Monday, May 15, 2023

World Web Beach

 One hundred and fifty-six years ago, the British poet Matthew Arnold composed a profound poem, Dover Beach. Since that night  of his musing on the English Channel, while he pondered, wistfully, the pounding of  moonlit surf upon the  sands beneath Albion's ghostly white cliffs, the poem has been read and pondered by thousands, yeah millions, of poetic souls.

I am one of them. 

Matthew's musing has inspired me on many reading occasions, over, lo, these many years of my time on this earth. This afternoon I took the liberty of poetic license  to expound upon Matthew's original inspiration by composing  a tome of my own, reflecting upon the world as it is now, in 2023. I hope you don't mind my borrowing from the long-dead poet, to compose a few contemporary verses augmenting his original vision. . . and extending it to the world as we experience it now. This represents a kind of borrowing that poets have been doing for many centuries, even millennia of time.

Wavenccross

The Web is mad tonight.

The hype is full, the moods’ unfair

Upon our minds, in the worldwide fright.

Glee is gone; the broken barricades unmanned.

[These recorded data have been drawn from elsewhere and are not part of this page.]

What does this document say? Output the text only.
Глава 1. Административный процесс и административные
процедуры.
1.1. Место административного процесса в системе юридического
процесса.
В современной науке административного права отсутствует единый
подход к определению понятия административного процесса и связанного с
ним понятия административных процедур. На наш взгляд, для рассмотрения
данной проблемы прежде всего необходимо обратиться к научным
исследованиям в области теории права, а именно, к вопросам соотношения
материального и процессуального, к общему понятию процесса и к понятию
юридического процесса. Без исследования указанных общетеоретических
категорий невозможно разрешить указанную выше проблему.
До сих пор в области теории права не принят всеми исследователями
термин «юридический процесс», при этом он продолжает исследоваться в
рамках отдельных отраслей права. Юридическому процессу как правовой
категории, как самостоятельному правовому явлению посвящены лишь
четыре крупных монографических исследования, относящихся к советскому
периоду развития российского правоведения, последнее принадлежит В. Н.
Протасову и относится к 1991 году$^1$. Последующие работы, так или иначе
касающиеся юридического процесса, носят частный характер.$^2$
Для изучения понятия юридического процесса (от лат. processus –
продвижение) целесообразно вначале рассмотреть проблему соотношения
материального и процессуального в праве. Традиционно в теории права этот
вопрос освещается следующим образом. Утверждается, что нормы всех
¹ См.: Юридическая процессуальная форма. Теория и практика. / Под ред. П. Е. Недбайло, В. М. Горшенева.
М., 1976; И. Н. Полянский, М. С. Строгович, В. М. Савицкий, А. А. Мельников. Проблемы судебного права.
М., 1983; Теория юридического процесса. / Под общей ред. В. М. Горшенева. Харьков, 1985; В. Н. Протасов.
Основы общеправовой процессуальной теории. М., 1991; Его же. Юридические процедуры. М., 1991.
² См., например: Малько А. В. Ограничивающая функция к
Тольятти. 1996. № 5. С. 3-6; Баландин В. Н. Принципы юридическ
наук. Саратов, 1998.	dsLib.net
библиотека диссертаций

Blunderous ballast, out in the festering froth.

Come out of it; sweet is the salt-sea air!

Away, away from the wired strands that fray

Where the Web wrings our love-lost time.

Listen! we hear the swishing song

Of waves which the seas draw out, and fling back

As they return, upon this glistening strand.

They begin, and cease, and begin again, out here . . .

While inside, the worldwide web writhes to bring

The latest shriek of madness in.

 

John of old, long ago

foresaw this in the Patmos, and it brought

into his spirit the turbid ebb and flow

of human destiny; we

discern,  in the swish, a similar vision

As he was seeing it o’er that distant Aegean Sea.

The Sea of Faith 

Was once, too, at the full, all across our earthen shores

Unrolling like His rolls of scroll unfurled.

But now I only hear

His burdensome long, prophetic roar

Retreating, from the Net

Far from the mad’ning Cloud, o’er the vast froths of fear

And naked urls of the world.

 

Ah, love, let us be true

To one another! for the world, which seems

Strung out between us like a web of dreams,

So various, so scatterous, so desperate

Hath really neither sense, nor joy, nor faith, 

Nor certitude, nor peace, nor help for hope

And we are here, in some spy-strung scope

Are swept with urgent signals of struggle and flight

Where strung-out denizens surf by night.